Georgia Democrat Stacey Abrams Says Republican Brian Kemp Will Be Next Governor

(Bloomberg) -- Democrat Stacey Abrams, who was vying to become the first black woman governor in U.S. history, said Republican Brian Kemp would be Georgia’s next chief executive but vowed to file a federal lawsuit accusing the state of mismanaging the election and disenfranchising voters.

Abrams acknowledged that Kemp, the secretary of state until he stepped down two days after the election, will be certified as the winner. Then she told supporters at her campaign headquarters: “Let’s be clear. This is not a speech of concession because concession means acknowledging that the actions that were taken were right or true or proper.”

Kemp thanked Abrams in an emailed statement. “I appreciate her passion, hard work and commitment to public service,” he said. “The election is over and hardworking Georgians are ready to move forward.”

Endorsed by President Donald Trump, Kemp channeled his anti-immigration fervor in appealing to rural Georgians. One of Kemp’s television ads featured a pickup truck that he said was for rounding up “illegals.”

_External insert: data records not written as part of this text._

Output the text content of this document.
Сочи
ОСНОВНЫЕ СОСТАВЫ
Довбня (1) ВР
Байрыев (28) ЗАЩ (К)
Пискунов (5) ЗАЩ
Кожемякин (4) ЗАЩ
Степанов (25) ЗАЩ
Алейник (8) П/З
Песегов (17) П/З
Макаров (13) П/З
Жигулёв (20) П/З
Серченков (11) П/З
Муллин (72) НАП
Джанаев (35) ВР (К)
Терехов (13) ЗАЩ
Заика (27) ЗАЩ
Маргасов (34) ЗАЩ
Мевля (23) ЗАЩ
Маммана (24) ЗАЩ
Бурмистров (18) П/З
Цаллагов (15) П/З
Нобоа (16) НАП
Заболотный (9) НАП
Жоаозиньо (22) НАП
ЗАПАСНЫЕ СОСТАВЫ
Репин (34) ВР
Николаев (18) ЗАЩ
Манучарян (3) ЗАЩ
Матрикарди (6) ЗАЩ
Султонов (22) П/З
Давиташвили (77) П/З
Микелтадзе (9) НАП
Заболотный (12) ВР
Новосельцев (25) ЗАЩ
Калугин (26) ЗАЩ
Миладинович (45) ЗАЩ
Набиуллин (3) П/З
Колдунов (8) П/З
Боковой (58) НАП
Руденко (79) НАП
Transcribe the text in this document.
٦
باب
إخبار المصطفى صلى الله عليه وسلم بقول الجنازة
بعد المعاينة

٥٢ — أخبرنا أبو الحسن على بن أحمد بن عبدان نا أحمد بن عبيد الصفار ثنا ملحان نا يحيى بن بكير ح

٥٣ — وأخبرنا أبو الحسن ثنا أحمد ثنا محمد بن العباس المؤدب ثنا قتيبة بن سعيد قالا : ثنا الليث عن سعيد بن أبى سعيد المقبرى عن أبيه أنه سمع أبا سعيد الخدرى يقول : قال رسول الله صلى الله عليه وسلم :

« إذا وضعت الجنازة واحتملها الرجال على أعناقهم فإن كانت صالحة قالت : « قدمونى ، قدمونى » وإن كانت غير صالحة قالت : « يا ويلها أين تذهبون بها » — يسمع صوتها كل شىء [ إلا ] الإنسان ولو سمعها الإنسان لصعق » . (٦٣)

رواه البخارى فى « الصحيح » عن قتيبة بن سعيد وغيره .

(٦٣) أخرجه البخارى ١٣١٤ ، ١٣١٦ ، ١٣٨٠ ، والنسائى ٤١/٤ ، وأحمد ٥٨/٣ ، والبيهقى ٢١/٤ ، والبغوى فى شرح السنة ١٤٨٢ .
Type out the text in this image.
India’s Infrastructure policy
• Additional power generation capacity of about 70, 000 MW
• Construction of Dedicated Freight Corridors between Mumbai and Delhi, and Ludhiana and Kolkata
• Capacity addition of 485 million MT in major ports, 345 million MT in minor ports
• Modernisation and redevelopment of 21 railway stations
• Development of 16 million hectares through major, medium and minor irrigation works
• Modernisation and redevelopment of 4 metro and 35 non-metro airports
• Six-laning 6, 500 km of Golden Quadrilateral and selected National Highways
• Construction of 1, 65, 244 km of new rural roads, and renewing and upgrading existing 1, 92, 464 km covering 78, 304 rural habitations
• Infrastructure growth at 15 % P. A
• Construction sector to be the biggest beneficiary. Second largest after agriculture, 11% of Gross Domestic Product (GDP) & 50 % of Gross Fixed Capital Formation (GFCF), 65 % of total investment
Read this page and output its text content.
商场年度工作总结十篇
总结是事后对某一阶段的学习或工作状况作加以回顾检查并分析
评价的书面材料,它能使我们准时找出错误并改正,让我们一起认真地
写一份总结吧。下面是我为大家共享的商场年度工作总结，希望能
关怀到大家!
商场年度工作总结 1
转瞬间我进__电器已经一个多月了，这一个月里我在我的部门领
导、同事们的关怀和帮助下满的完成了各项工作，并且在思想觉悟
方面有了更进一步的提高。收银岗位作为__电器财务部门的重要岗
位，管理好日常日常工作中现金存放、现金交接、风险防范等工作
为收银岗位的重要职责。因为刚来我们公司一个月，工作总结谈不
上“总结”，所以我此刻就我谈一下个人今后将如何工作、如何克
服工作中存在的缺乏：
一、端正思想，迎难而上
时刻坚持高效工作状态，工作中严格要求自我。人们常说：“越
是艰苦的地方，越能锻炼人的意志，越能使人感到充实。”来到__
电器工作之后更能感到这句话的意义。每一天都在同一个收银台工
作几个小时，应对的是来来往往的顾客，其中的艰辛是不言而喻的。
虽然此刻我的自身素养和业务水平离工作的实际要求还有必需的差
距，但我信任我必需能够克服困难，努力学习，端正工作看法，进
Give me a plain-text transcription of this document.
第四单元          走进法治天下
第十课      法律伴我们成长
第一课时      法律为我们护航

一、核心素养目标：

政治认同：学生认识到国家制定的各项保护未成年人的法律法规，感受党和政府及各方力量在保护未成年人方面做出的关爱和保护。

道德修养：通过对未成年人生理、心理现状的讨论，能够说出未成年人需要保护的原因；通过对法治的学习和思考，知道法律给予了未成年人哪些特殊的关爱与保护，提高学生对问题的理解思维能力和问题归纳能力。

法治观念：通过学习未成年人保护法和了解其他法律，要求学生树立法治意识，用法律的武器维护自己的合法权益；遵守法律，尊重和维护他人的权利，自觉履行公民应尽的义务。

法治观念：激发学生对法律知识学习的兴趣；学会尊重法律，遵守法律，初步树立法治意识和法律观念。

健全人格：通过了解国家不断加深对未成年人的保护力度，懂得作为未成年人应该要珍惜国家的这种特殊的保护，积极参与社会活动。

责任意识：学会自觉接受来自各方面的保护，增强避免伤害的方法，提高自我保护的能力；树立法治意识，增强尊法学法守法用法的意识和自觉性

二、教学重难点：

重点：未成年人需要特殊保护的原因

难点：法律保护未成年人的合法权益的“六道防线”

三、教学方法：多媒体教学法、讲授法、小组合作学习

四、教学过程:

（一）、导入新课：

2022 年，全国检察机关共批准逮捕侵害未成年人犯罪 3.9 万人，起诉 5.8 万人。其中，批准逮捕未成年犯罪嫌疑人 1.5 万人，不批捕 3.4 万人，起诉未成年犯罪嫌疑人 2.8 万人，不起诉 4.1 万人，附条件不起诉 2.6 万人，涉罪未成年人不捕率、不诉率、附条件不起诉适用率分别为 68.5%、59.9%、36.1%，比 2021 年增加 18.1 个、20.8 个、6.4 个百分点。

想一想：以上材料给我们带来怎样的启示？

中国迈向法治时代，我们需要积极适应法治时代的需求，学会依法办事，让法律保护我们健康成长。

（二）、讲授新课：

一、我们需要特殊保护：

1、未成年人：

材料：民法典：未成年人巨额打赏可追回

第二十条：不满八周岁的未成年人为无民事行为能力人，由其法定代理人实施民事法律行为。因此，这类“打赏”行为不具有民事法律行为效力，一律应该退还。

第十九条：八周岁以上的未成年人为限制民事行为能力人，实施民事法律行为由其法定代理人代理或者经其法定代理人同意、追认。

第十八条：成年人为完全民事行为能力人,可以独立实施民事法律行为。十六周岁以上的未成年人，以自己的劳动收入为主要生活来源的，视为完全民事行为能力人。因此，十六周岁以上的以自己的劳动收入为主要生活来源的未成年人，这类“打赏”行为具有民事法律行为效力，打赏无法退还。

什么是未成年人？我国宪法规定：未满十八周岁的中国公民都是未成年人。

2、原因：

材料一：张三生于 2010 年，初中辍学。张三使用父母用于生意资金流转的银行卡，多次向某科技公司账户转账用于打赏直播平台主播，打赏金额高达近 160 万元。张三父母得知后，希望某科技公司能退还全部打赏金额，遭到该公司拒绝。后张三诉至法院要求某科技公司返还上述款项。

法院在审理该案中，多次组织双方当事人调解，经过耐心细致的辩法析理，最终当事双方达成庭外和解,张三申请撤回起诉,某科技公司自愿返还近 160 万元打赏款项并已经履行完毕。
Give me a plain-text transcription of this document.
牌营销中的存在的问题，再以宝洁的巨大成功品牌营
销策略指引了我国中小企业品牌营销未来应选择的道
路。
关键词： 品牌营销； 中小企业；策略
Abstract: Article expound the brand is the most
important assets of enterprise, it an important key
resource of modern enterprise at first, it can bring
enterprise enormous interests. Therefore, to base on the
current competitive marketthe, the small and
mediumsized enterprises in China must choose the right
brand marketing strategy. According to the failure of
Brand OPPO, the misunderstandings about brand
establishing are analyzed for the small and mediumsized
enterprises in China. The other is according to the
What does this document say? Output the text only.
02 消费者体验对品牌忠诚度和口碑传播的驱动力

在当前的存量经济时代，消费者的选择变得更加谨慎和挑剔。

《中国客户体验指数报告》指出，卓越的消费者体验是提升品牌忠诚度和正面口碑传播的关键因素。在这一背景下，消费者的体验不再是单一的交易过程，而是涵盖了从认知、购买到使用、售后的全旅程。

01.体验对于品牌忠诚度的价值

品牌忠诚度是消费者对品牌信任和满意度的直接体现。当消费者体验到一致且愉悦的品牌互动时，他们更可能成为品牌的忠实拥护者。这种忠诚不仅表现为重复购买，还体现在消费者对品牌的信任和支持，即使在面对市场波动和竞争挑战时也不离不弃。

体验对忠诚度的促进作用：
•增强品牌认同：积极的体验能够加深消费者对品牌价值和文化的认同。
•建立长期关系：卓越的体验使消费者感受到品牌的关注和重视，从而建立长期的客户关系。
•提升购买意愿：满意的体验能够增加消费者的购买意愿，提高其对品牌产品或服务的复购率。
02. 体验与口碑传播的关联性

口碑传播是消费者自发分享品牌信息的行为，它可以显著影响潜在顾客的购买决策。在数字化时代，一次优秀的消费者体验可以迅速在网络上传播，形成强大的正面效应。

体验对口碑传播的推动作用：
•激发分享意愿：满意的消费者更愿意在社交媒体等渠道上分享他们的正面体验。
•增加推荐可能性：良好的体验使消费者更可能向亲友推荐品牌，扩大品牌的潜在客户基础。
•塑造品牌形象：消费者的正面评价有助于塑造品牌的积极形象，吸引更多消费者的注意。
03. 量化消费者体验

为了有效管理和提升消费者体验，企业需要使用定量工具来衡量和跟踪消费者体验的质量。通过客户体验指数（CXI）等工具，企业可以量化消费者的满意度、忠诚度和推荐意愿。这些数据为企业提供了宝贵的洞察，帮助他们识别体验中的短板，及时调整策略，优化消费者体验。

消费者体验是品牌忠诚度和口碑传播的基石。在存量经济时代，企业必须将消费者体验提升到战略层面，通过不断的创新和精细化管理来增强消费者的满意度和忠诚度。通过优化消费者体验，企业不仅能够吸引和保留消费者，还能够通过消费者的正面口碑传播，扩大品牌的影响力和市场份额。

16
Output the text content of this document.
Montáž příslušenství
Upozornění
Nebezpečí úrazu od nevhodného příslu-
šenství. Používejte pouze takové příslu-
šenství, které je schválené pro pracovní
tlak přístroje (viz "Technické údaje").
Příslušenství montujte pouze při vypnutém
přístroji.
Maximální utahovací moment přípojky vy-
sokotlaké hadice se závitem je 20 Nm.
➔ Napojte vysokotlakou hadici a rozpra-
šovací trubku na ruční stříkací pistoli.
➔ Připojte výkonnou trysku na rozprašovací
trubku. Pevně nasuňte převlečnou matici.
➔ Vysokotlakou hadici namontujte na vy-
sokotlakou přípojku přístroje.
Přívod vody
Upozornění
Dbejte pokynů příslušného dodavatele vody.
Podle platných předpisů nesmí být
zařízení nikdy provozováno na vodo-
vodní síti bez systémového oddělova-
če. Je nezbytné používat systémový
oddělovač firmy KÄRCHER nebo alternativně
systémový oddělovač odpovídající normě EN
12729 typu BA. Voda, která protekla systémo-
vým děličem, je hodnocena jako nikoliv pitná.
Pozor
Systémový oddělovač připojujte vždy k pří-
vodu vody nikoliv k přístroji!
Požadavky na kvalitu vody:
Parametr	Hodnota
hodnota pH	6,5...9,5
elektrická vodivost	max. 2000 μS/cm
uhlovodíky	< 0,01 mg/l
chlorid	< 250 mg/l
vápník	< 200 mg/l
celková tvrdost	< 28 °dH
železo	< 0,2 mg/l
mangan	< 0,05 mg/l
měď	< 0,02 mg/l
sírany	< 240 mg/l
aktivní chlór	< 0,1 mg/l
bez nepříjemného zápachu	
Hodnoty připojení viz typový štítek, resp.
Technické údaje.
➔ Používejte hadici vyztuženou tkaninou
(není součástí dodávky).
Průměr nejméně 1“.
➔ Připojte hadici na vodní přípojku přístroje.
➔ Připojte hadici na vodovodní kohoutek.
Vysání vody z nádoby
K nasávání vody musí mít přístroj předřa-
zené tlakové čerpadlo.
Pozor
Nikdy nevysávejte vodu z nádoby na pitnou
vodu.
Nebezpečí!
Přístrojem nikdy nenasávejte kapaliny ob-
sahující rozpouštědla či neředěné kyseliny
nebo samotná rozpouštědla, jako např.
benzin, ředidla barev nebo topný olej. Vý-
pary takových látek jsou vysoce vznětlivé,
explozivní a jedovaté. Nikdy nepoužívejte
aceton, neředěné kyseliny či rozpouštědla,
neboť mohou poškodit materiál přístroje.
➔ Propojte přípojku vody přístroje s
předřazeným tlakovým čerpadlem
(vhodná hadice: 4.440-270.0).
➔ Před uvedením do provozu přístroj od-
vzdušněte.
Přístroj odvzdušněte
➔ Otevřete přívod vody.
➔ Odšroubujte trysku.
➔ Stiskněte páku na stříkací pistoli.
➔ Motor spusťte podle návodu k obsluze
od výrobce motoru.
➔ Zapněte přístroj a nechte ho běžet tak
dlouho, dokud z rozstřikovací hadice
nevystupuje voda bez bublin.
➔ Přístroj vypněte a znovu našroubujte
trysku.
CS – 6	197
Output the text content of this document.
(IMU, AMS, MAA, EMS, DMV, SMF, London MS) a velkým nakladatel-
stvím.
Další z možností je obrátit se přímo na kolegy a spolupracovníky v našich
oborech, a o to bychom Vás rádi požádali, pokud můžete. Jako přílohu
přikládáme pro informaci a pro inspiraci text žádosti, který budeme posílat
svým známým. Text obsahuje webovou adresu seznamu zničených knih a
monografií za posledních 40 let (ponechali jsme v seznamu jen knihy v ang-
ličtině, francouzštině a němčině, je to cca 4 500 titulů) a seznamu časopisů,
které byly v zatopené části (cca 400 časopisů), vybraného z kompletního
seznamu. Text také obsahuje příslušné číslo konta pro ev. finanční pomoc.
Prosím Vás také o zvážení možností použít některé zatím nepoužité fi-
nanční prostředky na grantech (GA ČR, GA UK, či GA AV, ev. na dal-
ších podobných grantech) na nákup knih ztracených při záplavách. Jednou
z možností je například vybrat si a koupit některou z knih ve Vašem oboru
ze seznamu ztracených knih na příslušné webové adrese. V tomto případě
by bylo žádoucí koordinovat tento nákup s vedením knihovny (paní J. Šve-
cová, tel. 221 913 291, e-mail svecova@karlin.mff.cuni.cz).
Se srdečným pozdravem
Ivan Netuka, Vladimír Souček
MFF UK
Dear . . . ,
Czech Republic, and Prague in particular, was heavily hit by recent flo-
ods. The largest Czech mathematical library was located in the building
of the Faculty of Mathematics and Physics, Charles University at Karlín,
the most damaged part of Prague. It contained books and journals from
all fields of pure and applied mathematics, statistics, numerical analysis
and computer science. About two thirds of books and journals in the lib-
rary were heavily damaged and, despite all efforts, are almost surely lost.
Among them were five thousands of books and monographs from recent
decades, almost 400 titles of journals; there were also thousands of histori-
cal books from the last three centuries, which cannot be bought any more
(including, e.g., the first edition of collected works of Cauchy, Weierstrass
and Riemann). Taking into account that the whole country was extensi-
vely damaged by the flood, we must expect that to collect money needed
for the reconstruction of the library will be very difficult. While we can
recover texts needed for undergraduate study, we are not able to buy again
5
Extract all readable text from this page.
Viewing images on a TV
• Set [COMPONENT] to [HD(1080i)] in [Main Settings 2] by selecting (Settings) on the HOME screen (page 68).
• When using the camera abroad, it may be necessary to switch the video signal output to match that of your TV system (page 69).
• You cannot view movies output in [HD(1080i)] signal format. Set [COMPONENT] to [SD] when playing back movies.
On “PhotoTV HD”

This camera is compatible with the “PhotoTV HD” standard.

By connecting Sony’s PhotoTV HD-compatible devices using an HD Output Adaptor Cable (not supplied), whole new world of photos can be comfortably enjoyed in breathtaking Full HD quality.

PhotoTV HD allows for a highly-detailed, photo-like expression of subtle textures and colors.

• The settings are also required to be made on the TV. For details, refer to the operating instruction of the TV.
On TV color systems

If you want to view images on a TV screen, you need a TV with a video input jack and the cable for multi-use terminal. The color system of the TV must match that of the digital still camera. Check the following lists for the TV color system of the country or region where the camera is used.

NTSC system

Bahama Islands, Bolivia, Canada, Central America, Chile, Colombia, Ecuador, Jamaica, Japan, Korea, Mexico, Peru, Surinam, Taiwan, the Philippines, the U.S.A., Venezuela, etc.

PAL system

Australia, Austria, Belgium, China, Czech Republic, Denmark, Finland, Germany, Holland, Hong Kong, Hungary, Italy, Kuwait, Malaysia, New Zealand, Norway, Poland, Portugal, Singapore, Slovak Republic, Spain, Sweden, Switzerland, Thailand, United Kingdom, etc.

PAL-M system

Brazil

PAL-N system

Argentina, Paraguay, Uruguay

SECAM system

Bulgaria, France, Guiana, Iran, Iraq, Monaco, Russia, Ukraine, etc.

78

Abrams spoke just as the state’s deadline expired for counties to tally their absentee ballots -- and after nearly two weeks of legal wrangling that followed Kemp, 55, winning more than 50 percent of the vote on Election Night to about 48 percent for Abrams. In the days that followed, his margin of victory tightened by several thousand votes, but Abrams needed to net more than 17,000 additional votes to force a runoff in December.

In her speech to supporters, Abrams accused Kemp of acting to undermine democracy in the state over the past eight years and said she is forming a new organization to file what she called a “major federal suit” to address what happened in the midterm election.

Their race became a national proxy for partisan divides, especially on the issue of ballot access. Abrams, 44, built her campaign around increased turnout by infrequent voters. She accused Kemp of using his position as secretary of state to restrict voting by minority groups, including culling registration lists of those who hadn’t recently cast ballots and rejecting registrations that didn’t exactly match other public records.

Federal courts had ordered the state to delay certifying Georgia’s vote until today and required counties to count absentee ballots rejected because of missing or incorrect birthdates.

Kemp resigned his secretary of state position on Nov. 8 after declaring himself the winner of the governor’s race.

Their battle highlighted concerns about voting access that had been bubbling in Georgia politics for years, said Shirley Franklin, an Abrams supporter and former mayor of Atlanta.

“No matter how much the NAACP and other groups had complained about the number of people taken off the rolls, it just didn’t make sense to people until this election,” Franklin said.